“Gracias por las cervezas, disculpen las molestias y que Dios se lo pague”, decía el mensaje que escribimos en una servilleta cuando nos escapamos, sin pagar la cuenta, de aquel bar de San Telmo una noche infinita del verano del 2007, cuando todavía se podía respirar en el verano porteño.
Orquestamos el escape lo más prolijo posible: el Flaco Farías tuvo que irse con cinco minutos de anticipación. Estaba en muletas, operado la semana anterior de una rodilla. El resto, hicimos todo lo que no debíamos, y salimos escandalosos. Pablo casi se lleva una silla hasta la puerta y también a la chica sentada en ella.
Una vez que estuvimos afuera del bar, comenzamos la carrera. El dueño y un mozo del bar salieron a corrernos, pero después de dos cuadras, desaparecieron de nuestras espaldas.

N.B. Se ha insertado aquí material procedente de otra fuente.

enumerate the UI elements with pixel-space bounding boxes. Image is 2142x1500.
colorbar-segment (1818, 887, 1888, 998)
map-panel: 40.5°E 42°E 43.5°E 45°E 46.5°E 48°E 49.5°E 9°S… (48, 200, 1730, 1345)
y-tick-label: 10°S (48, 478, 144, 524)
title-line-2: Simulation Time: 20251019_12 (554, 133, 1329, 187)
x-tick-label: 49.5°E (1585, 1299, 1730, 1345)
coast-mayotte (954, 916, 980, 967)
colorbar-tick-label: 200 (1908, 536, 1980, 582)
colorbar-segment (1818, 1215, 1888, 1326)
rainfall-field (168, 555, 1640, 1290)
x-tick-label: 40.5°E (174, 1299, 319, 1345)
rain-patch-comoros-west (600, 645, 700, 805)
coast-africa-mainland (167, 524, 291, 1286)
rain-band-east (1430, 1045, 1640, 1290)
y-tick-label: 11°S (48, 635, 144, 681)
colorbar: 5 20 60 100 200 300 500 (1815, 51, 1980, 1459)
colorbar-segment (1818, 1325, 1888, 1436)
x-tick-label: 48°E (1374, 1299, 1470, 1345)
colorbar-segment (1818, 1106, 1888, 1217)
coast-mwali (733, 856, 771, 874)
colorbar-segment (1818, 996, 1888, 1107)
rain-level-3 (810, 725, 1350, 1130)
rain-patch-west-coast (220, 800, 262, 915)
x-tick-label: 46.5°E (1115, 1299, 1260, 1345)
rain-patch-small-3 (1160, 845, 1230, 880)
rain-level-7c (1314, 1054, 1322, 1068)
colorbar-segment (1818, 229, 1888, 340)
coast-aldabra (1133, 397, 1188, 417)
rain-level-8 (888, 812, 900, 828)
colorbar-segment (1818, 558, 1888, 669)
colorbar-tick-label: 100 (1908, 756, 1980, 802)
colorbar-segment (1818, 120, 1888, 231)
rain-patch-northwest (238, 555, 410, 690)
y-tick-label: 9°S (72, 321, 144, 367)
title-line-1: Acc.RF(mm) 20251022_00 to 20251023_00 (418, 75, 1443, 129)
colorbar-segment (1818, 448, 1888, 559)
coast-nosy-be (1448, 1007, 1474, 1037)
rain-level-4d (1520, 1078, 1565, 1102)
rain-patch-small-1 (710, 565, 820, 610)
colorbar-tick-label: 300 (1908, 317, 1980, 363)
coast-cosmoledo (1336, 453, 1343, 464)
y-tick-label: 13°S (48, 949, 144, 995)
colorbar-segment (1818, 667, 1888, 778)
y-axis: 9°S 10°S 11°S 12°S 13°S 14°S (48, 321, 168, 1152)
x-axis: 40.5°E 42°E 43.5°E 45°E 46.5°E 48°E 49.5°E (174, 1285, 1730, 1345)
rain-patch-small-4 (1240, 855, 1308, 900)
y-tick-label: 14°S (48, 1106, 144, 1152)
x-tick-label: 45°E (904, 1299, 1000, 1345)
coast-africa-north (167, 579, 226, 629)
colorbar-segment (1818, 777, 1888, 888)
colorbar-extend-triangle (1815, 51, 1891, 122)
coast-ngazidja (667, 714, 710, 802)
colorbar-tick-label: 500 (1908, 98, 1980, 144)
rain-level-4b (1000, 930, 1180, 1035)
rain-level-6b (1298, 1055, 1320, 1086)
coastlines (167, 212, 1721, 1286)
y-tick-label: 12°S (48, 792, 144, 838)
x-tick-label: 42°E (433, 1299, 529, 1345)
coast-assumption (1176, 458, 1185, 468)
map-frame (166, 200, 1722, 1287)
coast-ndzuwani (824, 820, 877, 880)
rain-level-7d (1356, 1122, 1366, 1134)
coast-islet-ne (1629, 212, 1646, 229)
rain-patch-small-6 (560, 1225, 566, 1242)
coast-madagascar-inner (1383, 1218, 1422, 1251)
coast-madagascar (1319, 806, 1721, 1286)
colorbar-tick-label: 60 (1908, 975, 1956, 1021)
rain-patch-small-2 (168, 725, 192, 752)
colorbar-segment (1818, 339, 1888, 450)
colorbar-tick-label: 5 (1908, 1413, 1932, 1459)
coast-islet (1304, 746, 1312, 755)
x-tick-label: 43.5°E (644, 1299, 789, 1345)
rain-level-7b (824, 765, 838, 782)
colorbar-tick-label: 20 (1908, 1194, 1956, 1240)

Cuando alcanzamos al Flaco Farías, a cuatro cuadras, estábamos jugados. Si llegaban a aparecer, teníamos dos opciones: agarrarnos a piñas (no lo haríamos, sabíamos que estábamos en falta) o pagar (y ser derrotados).
En ese año yo recién había terminado el CBC y estaba por comenzar la carrera de arquitectura en la Universidad de Buenos Aires, de la cual me recibí unos siete años más tarde. En ese tiempo yiré por varios trabajos hasta que empecé a laburar de lo que me gustaba el último año y medio de la carrera.
A poco tiempo de recibirme, me convocaron de un bar para hacer una remodelación. A mí me sonaba la dirección, pero no me avivé de que era el mismo del que había escapado con mis amigos hasta que llegué a la puerta.
Me atendió Rubén Gorostiaga, el dueño, con un aspecto genérico que, incluso con la misma ropa, podía ser taxista, estanciero, kiosquero o ingeniero civil.
—Disculpe, Rubén. Hace unos cuantos años, yo me escapé de acá sin pagar y, desde entonces, tuve un poco de culpa. El bar parecía que se venía abajo y nosotros, en realidad, podíamos pagar. Fue una travesura que… —empecé la confesión y me interrumpió.
—¿Del verano del 2007? ¿Vos tenías muletas? —preguntó.
—Ese era un amigo mío, el Flaco Farías.
—Pibe, gracias a ustedes todavía existe esto. Cuando salimos a correrlos, ustedes pasaron por al lado de un bolso lleno de dólares, abierto, en la vereda. No lo habrán visto, pero nosotros sí lo vimos. Yo le di la mitad al mozo, y con la otra mitad levanté deudas y me compré un departamento. Yo casi les debo la vida… “Que Dios se lo pague” —dijo y sonrió.
—¿En serio? —pregunté y asintió—. Bueno, de cualquier manera, yo siempre tuve algo de culpa desde entonces, así que me gustaría hacer el trabajo sin cobrarle más que los materiales. Al final, si no hubiera sido por la facultad, no habría podido saldar mi deuda.
—Que ya lo pagó Dios, pibe, ¿no oís? Si querés lavarte la culpa pagame las cervezas y listo. Tengo la factura enmarcada al lado de la caja.